SO Errors are Line: $num_records = mysql_num_rows($result);    AND LINE: while ($row = mysql_fetch_array($result)) {

 

YOU ASKED: If I was getting errors for: $thumb = $row[thumb]; $picid = $row[picid];  etc, etc.  NO I am Not

 

I Tried a bunch of different things, but have had no luck

Your continued help is greatly appreciatted.

[DavidAM]

That error indicates that $result is not a mysql resource.  That means the call to mysql_query() failed.  There is probably an error in the SQL statement.  You can add a line after the call to display the error:

if ($result === false) { echo mysql_error(); }

to have the error message printed.  Or you can echo the sql before calling it to see what it is:

echo $query;

The you can copy and paste into the query browser (or mysqlAdmin) to see if the query works and returns what you expect.  It seems like I sometimes have trouble with COUNT(*), and have to specifically name a column -- COUNT(C.id) -- or something.

 

I don't see how the test page you did could work, you never execute the query.
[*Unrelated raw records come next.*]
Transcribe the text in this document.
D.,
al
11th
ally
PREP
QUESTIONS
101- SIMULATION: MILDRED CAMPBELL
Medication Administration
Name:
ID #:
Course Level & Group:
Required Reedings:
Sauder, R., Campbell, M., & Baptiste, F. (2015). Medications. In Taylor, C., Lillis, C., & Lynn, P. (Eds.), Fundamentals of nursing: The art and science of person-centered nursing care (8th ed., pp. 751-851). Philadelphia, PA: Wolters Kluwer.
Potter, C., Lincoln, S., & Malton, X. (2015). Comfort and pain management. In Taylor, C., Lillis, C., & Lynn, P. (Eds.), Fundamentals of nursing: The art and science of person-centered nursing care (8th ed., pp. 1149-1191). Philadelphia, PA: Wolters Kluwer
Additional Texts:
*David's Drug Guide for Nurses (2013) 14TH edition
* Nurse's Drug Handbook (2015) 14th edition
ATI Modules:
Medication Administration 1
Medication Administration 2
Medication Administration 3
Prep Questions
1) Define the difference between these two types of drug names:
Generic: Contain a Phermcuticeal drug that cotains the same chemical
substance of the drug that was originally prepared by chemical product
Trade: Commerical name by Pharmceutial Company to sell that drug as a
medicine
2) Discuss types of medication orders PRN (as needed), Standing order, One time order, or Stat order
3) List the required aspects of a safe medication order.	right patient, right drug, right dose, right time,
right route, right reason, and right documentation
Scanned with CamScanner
Maybe you just left the line out when you posted it?

 

Do you have error reporting on?  add a line at the top of the page that says

error_reporting(E_ALL);

so you can see them (at least during development).

 

$thumb = $row[thumb];
// that line should be
$thumb = $row['thumb'];

you should get a warning that "thumb" is not a defined constant, and assuming you meant the literal string 'thumb' which is what you meant and so it works.  But it is bad practice, you should quote those literals instead of letting the PHP engine make assumptions.

 

[dsnyder]

Hey DavidAM,

Again Thank You for your continued help with this.  I did as you suggested and have gone through ALL my code and changed all $thumb = $row[thumb];  to

$thumb = $row['thumb'];

 

I also as you suggestted added to my test page.

if ($result === false) {

echo mysql_error();

}

echo $query;

 

Here is the error I am getting:

 

Warning: mysql_fetch_array(): supplied argument is not a valid MySQL result resource in /home/jadindof/public_html/admin/pictures/testing2.php on line 7

0 CommentsYou have an error in your SQL syntax; check the manual that corresponds to your MySQL server version for the right syntax to use near '*) AS CmtCount FROM pictures P LEFT JOIN pic_comments C ON P.picid = C.picid WHE' at line 1SELECT P.*, COUNT(C.*) AS CmtCount FROM pictures P LEFT JOIN pic_comments C ON P.picid = C.picid WHERE P.album = 14 AND P.status = 'Approved'

 

Here is the code I have that is causing the Error.

 

<?php
error_reporting(E_ALL);

require('config.php');
$query= "SELECT P.*, COUNT(C.*) AS CmtCount FROM pictures P LEFT JOIN pic_comments C ON P.picid = C.picid WHERE P.album = $albumid AND P.status = 'Approved'";
$result = mysql_query($query);
$row = mysql_fetch_array($result);
$k = $row['CmtCount'];
if ($k>0) { 
$piccom = "$k"; 
$thepiccom = "$piccom <a href='view_pic_comments.php?picid=$picid' class='style3'>Comments</a>"; 
}else{
$piccom = "0";  
$thepiccom = "$piccom Comments";
}
echo"$thepiccom";
if ($result === false) { 
echo mysql_error(); 
}
echo $query;
?>

[DavidAM]

Yeah, It looks like it does not like the COUNT(C.*).  I have had problems with mySql not liking to count the *.  Pick a column in the pic_comments table (if you have a unique ID, use it), and change it to count that column; like COUNT(C.id) or COUNT(C.cmt_id) or whatever the column name is.  If that does not work, then try copying the SQL and paste it in your Query Browser, or mySqlAdmin.  See if you can track down the problem from there.